One of the results of such arguments has been the tendency to de-emphasize the commitment shown by some activists to the racial and class nature of the eugenics movement. Another tendency has been to isolate those aspects of the eugenics movement in which racial animus was unequivocal and to present eugenical involvement in those issues as tangential to more primary eugenic goals. Advocacy in favor of immigration restriction and anti-miscegenation statutes are frequently presented as though they were distinct from the eugenics movement.5 In fact, while neither the immigration restriction nor the anti-miscegenation movement was identical with eugenics, eugenicists were prominent in both and further, support for such measures was key to the eugenics agenda from the beginning. Such arguments also affect the lineage which is attributed to the eugenics movement. Historians who believe that the eugenics movement only developed into a racist movement over time, for example, are more likely to relegate the racist antecedents of the eugenicists to the background, while emphasizing other historical paths.6

It is possible to argue that notions of control by a racial and economic elite were key to the eugenics movement without embracing reductionist or conspiratorial theories that do damage to the diversity and scope of the movement.7 It has been the diversity of the eugenics movement--the wide range of followers it was able to encompass--that has proved most difficult to explain. The eugenics movement was not monolithic: conservatives, progressives, and sex radicals were all allied within a fundamentally messianic movement of national salvation that was predicated upon scientific notions of innate and ineradicable inequalities between racial, cultural, and economic groups.
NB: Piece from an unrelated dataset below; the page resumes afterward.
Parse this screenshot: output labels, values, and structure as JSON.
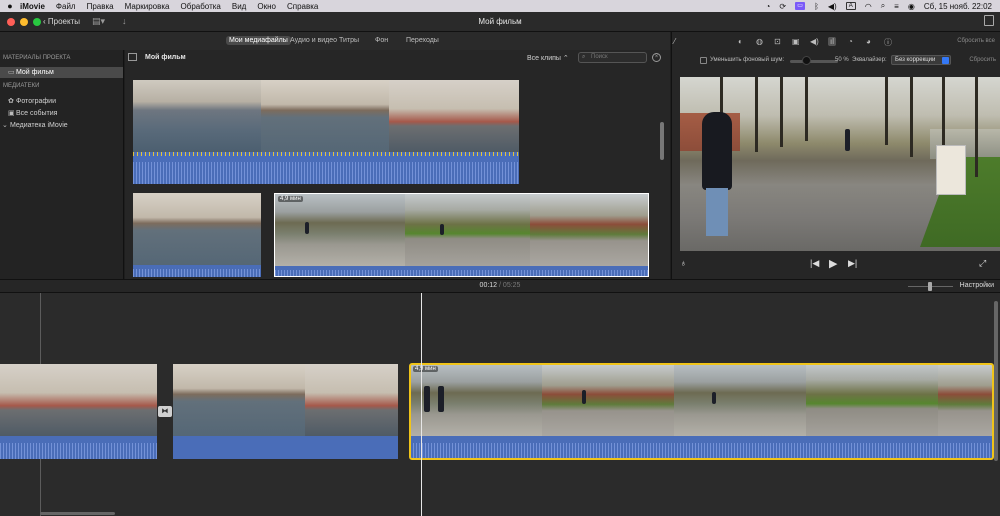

This diversity may stem from a number of sources. For one thing, the eugenics movement attracted people who, despite different ideas on the appropriate scope of individual freedom (particularly in their own lives), believed in the necessity of strong social controls for some groups of citizens, who were seen as fundamentally different and inferior. For another, the traditional conception of the progressives and the conservatives as conflicting and fundamentally dissimilar groups, obscures the many similarities between the two. It was not surprising that the two groups would find substantial common ground.

Eugenicist hereditarian ideas of worth tended to maintain the status quo by obscuring the racial and class basis of poverty and advancement in the United States in the early twentieth century. The middle- and upper-class professionals of Anglo-Saxon descent who were leaders in the eugenics movement acted in and out of their own interests. Those interests led to the development of a political program in which an extreme economic conservatism was marked by a virulent anticommunism linked to an embrace of the untrammeled, unregulated capitalist state. Some eugenicist leaders rejected democracy in favor of the corporate state and in the 1920's and 1930's, several leaders of the eugenics movement were active in the promotion of German and Italian fascism.

This paper will examine the background and history of the eugenics movement, placing a particular emphasis on its concepts of racial and class superiority. The eugenics movement put forth a coherent, consistent social program in which anti-immigrant and anti-miscegenation activism played a crucial role in advancing social control by a small elite. Particularly now, when familiar eugenicist arguments echo within contemporary scientific and political circles, questions of motivation and intent are compelling.